To their credit, the company behind the plugin moved quickly and issued an update which should have auto-installed on your system.

Chloe Chamberland is a researcher at Wordfence Threat Intelligence.

Chloe had this to say about the security flaw:

"We uncovered a code injection vulnerability that made it possible for unauthenticated attackers to call a limited number of methods in various Ninja Forms classes, including a method that unserialized user-supplied content, resulting in Object Injection.

This could allow attackers to execute arbitrary code or delete arbitrary files on sites where a separate POP chain was present."

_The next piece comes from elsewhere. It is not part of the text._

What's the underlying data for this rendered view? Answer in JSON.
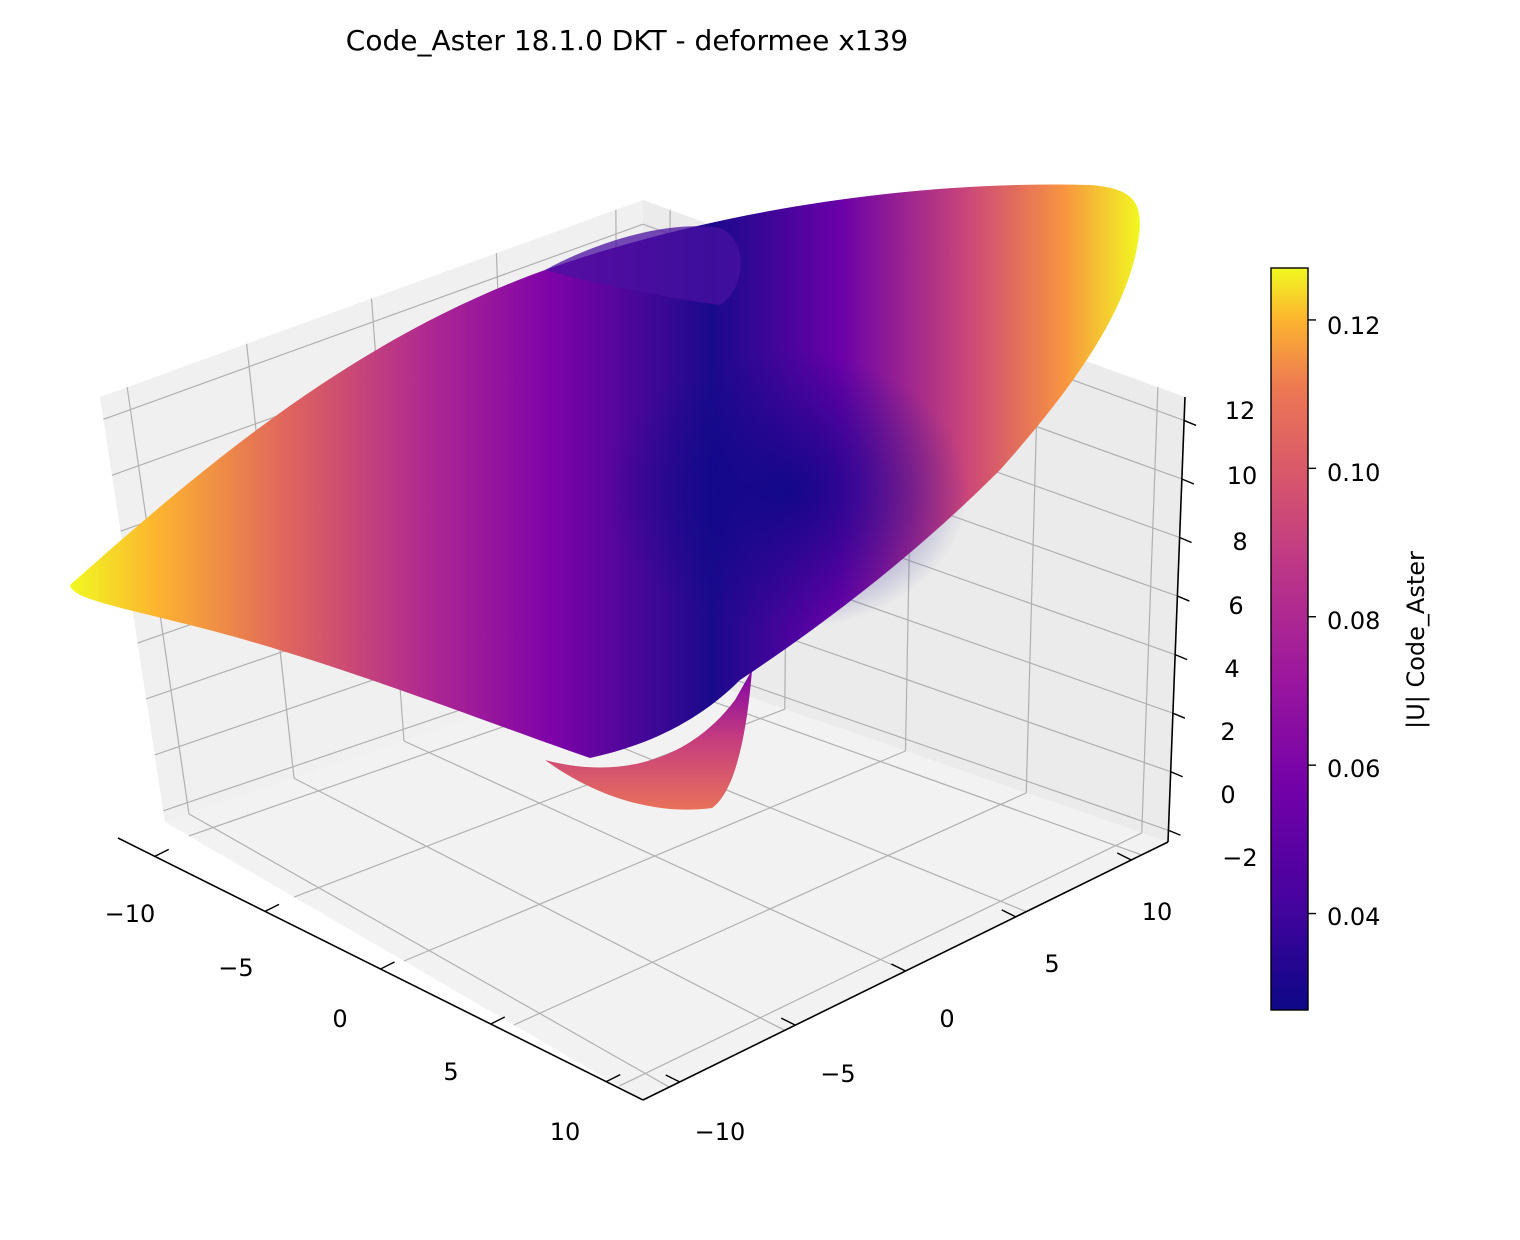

The security patch was auto applied to more than 730,000 NinjaForms installations.  While that's excellent, it's clear that some admins don't take kindly to auto-applied patches of any sort and have taken active countermeasures against such things.

If your company is one of those, you'll need to install the latest version of NinjaForms as soon as possible. If you're not sure you use it, check with your IT staff, and make them aware of the issue.

This isn't the first time WordPress has taken away user agency in the name of security.  For instance, in 2019 the Jetpack plugin received a critical security update that corrected how the plugin processed embedded code.  The company didn't make a fuss over it, they simply updated everyone's Jetpack to the latest (safer) version.

Kudos to WordPress and the developers of NinjaForms for their rapid response in this instance. Kudos for keeping the web relatively safe.